Here’s what you need to know:

What if I already filed my taxes?

For those taxpayers who already have filed and figured their tax based on the full amount of unemployment insurance, the IRS will determine the correct taxable amount of unemployment compensation and tax, according to the agency. Any resulting overpayment of tax will be either refunded or applied to other outstanding taxes owed, the IRS added.

For those who have already filed, the IRS will do these recalculations in two phases, starting with those taxpayers eligible for the up to $10,200 exclusion. The IRS will then adjust returns for those married filing jointly taxpayers who are eligible for the up to $20,400 exclusion and others with more complex returns.

What if I haven’t filed yet?

The IRS worked with the tax preparation software industry (including TurboTax and H&R Block) to reflect these updates so that those who file electronically need to respond to the related questions when preparing their returns, the agency said.

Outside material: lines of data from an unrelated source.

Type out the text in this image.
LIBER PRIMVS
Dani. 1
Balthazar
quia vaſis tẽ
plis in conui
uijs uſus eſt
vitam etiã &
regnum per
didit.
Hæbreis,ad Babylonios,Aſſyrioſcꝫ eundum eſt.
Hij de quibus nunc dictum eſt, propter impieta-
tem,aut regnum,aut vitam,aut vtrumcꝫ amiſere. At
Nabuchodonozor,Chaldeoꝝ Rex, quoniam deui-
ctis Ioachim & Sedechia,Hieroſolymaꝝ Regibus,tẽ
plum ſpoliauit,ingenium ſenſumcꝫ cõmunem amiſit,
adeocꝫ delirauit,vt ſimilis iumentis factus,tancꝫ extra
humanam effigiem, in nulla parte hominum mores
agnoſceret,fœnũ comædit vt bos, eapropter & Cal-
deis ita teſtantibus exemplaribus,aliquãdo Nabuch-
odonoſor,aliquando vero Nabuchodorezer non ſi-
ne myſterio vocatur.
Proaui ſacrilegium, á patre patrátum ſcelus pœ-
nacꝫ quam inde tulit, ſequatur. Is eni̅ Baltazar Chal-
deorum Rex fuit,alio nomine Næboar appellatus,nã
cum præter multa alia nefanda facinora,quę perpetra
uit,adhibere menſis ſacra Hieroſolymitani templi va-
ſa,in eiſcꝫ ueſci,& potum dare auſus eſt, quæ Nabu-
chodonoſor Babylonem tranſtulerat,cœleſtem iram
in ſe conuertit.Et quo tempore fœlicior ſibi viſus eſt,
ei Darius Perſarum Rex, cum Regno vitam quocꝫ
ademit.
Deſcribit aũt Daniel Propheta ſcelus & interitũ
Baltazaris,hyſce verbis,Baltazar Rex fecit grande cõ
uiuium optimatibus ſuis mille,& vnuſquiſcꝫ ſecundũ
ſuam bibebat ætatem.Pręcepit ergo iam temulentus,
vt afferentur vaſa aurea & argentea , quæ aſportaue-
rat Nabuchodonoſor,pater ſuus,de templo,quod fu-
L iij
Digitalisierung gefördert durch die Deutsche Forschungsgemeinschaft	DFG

The agency provided an update about the new exclusion of up to $10,200 of unemployment compensation on its website here.

Don’t file an amended return

The IRS has stressed that taxpayers shouldn’t file an amended return unless the calculations make the taxpayer newly eligible for additional federal credits and deductions not already included on the original tax return.

The IRS, for instance, can adjust returns for taxpayers who claimed the Earned Income Tax Credit, a refundable tax credit for low- to moderate-income working individuals and couples, particularly those with children.

Because the exclusion changed the income level, those people may now be eligible for an increase in the EITC amount which may result in a larger refund. Taxpayers, however, would have to file an amended return if they didn’t originally claim the EITC or other credits but now are eligible because the exclusion changed their income. These taxpayers should review their state tax returns as well.

What about state taxes?

More than half of states levy an income tax on jobless benefits. States will have to decide if they will also offer the tax break on state income taxes.

It’s possible that some may still opt to tax the jobless aid, experts say.

Some already exempt taxes on unemployment, including California, New Jersey, Virginia, Montana and Pennsylvania. And some don’t levy state income taxes at all, including Texas, Florida, Alaska, Nevada, Washington, Wyoming and South Dakota.